Feature selection AI
This project adresses the improvement of performance in supervised learning algorithms through feature selection. This process involves identifying relevant data subsets that optimize the accuracy of trained algorithms, focusing on eliminating unnecessary or redundant predictor variables. Current data sets are highly multidimensional, generating noise and increasing computational costs, making feature selection essential for the efficiency and effectiveness of machine learning.
Problem
The central problem of the research is handling highly multidimensional data sets in supervised learning algorithms. These sets contain numerous predictor variables that can cause noise and significantly increase computational costs, negatively affecting algorithm performance. Therefore, an effective methodology is required to identify and select the most relevant features and discard the unnecessary ones.
Proposed solution
The proposed solution focuses on implementing wrapper methods, specifically Sequential Feature Algorithms (SFA), like the Sequential Forward Selection (SFS) and Sequential Floating Forward Selection (SFFS) methods. These methods aim to optimize subsets of predictor variables, thereby improving the performance of decision trees in supervised learning. Robust evaluation is carried out through cross-validation, averaging results from multiple experiments to ensure reliability. SFS and SFFS differ in their strategy: while SFS sequentially selects the best variables, SFFS enhances the subset by adding and removing variables to optimize performance.

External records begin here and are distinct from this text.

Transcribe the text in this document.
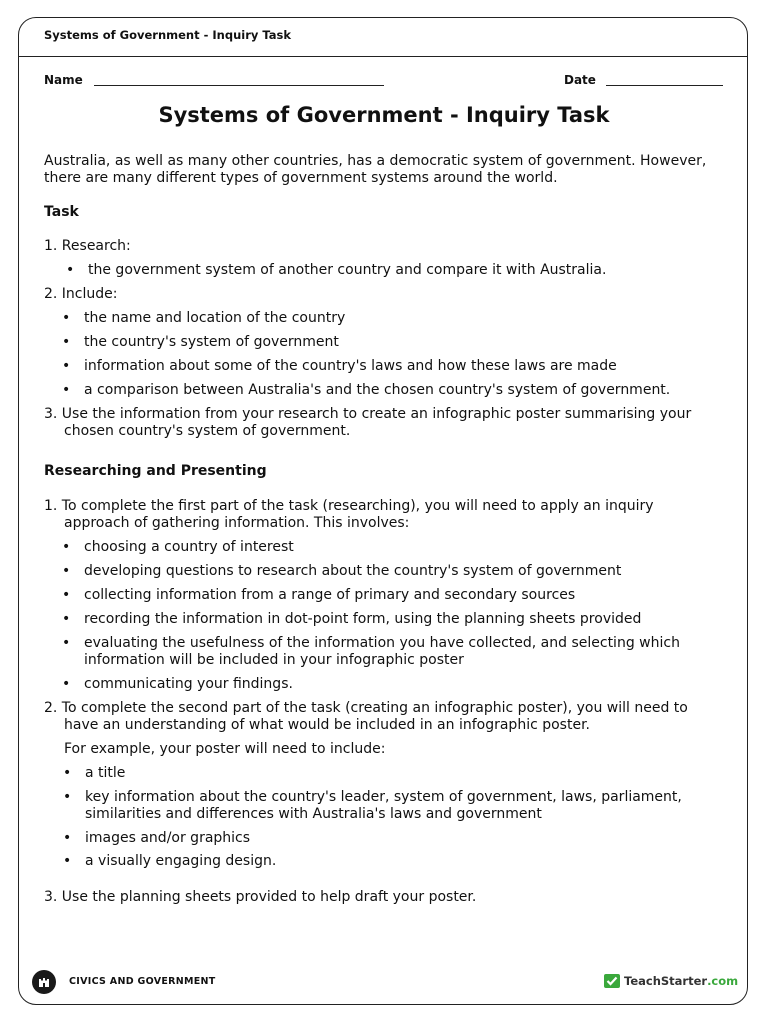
Systems of Government - Inquiry Task
Name	Date
Systems of Government - Inquiry Task
Australia, as well as many other countries, has a democratic system of government. However,
there are many different types of government systems around the world.
Task
1. Research:
• the government system of another country and compare it with Australia.
2. Include:
• the name and location of the country
• the country's system of government
• information about some of the country's laws and how these laws are made
• a comparison between Australia's and the chosen country's system of government.
3. Use the information from your research to create an infographic poster summarising your
chosen country's system of government.
Researching and Presenting
1. To complete the first part of the task (researching), you will need to apply an inquiry
approach of gathering information. This involves:
• choosing a country of interest
• developing questions to research about the country's system of government
• collecting information from a range of primary and secondary sources
• recording the information in dot-point form, using the planning sheets provided
• evaluating the usefulness of the information you have collected, and selecting which
information will be included in your infographic poster
• communicating your findings.
2. To complete the second part of the task (creating an infographic poster), you will need to
have an understanding of what would be included in an infographic poster.
For example, your poster will need to include:
• a title
• key information about the country's leader, system of government, laws, parliament,
similarities and differences with Australia's laws and government
• images and/or graphics
• a visually engaging design.
3. Use the planning sheets provided to help draft your poster.
CIVICS AND GOVERNMENT	TeachStarter.com
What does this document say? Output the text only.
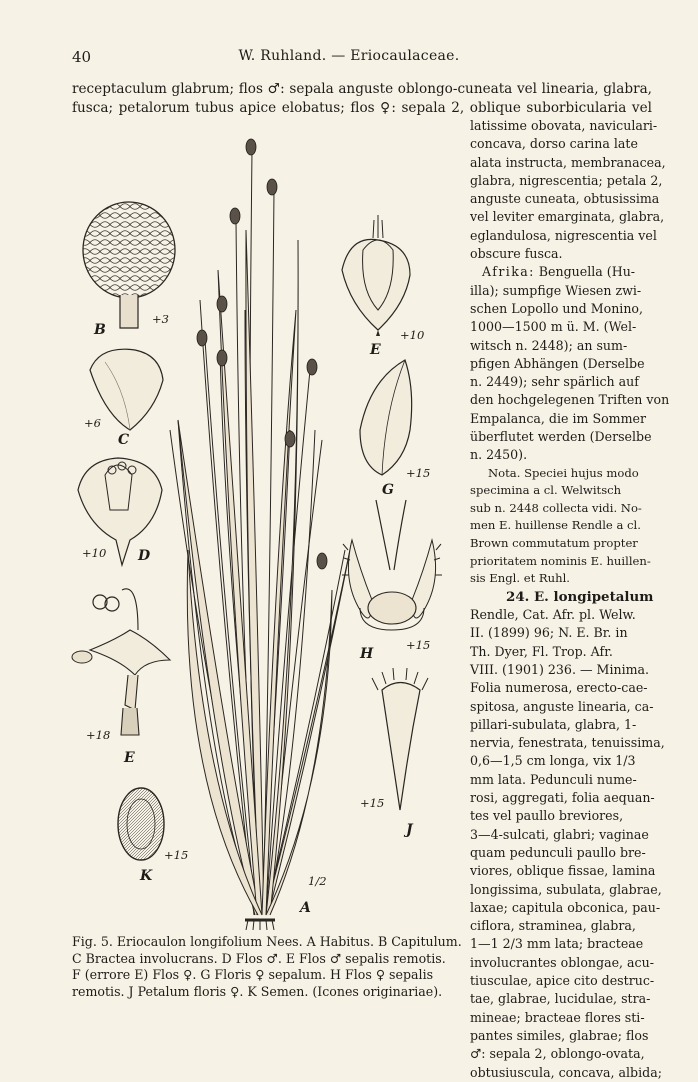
40	W. Ruhland. — Eriocaulaceae.
receptaculum glabrum; flos ♂: sepala anguste oblongo-cuneata vel linearia, glabra,
fusca; petalorum tubus apice elobatus; flos ♀: sepala 2, oblique suborbicularia vel
latissime obovata, naviculari-
concava, dorso carina late
alata instructa, membranacea,
glabra, nigrescentia; petala 2,
anguste cuneata, obtusissima
vel leviter emarginata, glabra,
eglandulosa, nigrescentia vel
obscure fusca.
Afrika: Benguella (Hu-
illa); sumpfige Wiesen zwi-
schen Lopollo und Monino,
1000—1500 m ü. M. (Wel-
witsch n. 2448); an sum-
pfigen Abhängen (Derselbe
n. 2449); sehr spärlich auf
den hochgelegenen Triften von
Empalanca, die im Sommer
überflutet werden (Derselbe
n. 2450).
Nota. Speciei hujus modo
specimina a cl. Welwitsch
sub n. 2448 collecta vidi. No-
men E. huillense Rendle a cl.
Brown commutatum propter
prioritatem nominis E. huillen-
sis Engl. et Ruhl.
24. E. longipetalum
Rendle, Cat. Afr. pl. Welw.
II. (1899) 96; N. E. Br. in
Th. Dyer, Fl. Trop. Afr.
VIII. (1901) 236. — Minima.
Folia numerosa, erecto-cae-
spitosa, anguste linearia, ca-
pillari-subulata, glabra, 1-
nervia, fenestrata, tenuissima,
0,6—1,5 cm longa, vix 1/3
mm lata. Pedunculi nume-
rosi, aggregati, folia aequan-
tes vel paullo breviores,
3—4-sulcati, glabri; vaginae
quam pedunculi paullo bre-
viores, oblique fissae, lamina
longissima, subulata, glabrae,
laxae; capitula obconica, pau-
ciflora, straminea, glabra,
1—1 2/3 mm lata; bracteae
involucrantes oblongae, acu-
tiusculae, apice cito destruc-
tae, glabrae, lucidulae, stra-
mineae; bracteae flores sti-
pantes similes, glabrae; flos
♂: sepala 2, oblongo-ovata,
obtusiuscula, concava, albida;
B
+3
C
+6
D
+10
E
+18
K
+15
A
1/2
E
+10
G
+15
H
+15
J
+15
Fig. 5. Eriocaulon longifolium Nees. A Habitus. B Capitulum.
C Bractea involucrans. D Flos ♂. E Flos ♂ sepalis remotis.
F (errore E) Flos ♀. G Floris ♀ sepalum. H Flos ♀ sepalis
remotis. J Petalum floris ♀. K Semen. (Icones originariae).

Applied to data sets of the Titanic and breast cancer, both methods demonstrated significant improvements in decision tree performance, with smaller and more efficient subsets compared to using complete data sets. These results underline the importance of effective feature selection in reducing computational costs and improving accuracy in supervised learning.
Conclusion
For the two datasets we have used, applying the feature selection algorithms has improved performance. Furthermore, the number of variables needed to achieve the best performances is significantly lower than that of the initial set, and therefore the computational cost will also be lower.
In the first dataset, we have information about Titanic passengers, and the target variable is whether they survive. In the second dataset, we have information about specific characteristics of breast cancers, and the target variable is whether the tumor is malignant.